Architetti: protocollo etico post terremoto
Redazione | ago 02, 2012 | Commenti 1
Nasce il protocollo etico degli architetti emiliano romagnoli per la ricostruzione del dopo terremoto. Persegue tre obiettivi principali: aiutare i cittadini a basso reddito, controllare l’equità dell’attribuzione degli incarichi e dei compensi, evitare che si speculi sul terremoto. “Abbiamo voluto creare la figura di un architetto d’ufficio , dice il presidente dell’ordine di Ferrara, per aiutare concretamente i cittadini a basso reddito”.
Presentato questa mattina a S.Agostino, alla presenza del sindaco Fabrizio Toselli, il protocollo etico per la ricostruzione nei luoghi colpiti dal terremoto. Redatto dagli ordini degli architetti di otto province dell’Emilia Romagna ( Ravenna è fuori) il documento è stato approvato dal Consiglio nazionale degli architetti, che ne condividono le finalità, in primo luogo mettendo in primo piano il valore delle persone, indipendentemente dal reddito.
Chi aderirà al protocollo, si impegna, infatti, ad accettare incarichi a costo zero per i cittadini che abbiano subito danni alla casa, ma si trovino in difficoltà economiche. Incarichi che saranno assegnati a rotazione dai rispettivi ordini provinciali su segnalazione dei sindaci. In questo modo dicono i Presidenti degli ordini di Bologna, Modena, Reggio Emilia e Ferrara, gli architetti confermano il loro ruolo di garanzia e di tutela del bene collettivo, augurandosi di condividere il documento con altri ordini coinvolti nella ricostruzione, dai geometri agli ingegneri, ai costruttori, alle associazioni dei consumatori.
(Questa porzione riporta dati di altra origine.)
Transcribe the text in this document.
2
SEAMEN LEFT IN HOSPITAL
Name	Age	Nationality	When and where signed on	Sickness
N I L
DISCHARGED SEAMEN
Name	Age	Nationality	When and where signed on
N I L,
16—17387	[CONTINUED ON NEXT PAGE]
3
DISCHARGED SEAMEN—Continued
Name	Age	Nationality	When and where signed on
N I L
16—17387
Fra gli impegni del protocollo anche quello di rinunciare ad incarichi relativi ad edifici per i quali siano state svolte durante la fase di emergenza, che ha visto in prima linea 149 architetti, formati ad hoc nel corso di questi mesi per iniziativa degli architetti che collaborano con la protezione civile regionale. Per il sindaco di S. Agostino, Fabrizio Toselli, un segnale importante in sintonia con la volontà della regione di istituire un esempio e un metodo nuovi per il Paese sia nella gestione dell’emergenza, che in quella della ricostruzione. Diverso il discorso sulle tariffe, “il decreto sulla liberalizzazione le ha tolte, dice il presidente dell’ordine di Reggio Emilia, anche se a farle era il governo, non certo gli ordini, noi, quindi, non possiamo contravvenire alla legge. Controlleremo, tuttavia la congruenza fra i singoli preventivi e progetti e l’esecuzione concreta dei lavori.
Prezzi di riferimento, saranno invece decisi dalla commissione regionale per le imprese edili, anche qui, dice il sindaco Toselli, il primo messaggio, è dire no a qualsiasi forma di speculazione”.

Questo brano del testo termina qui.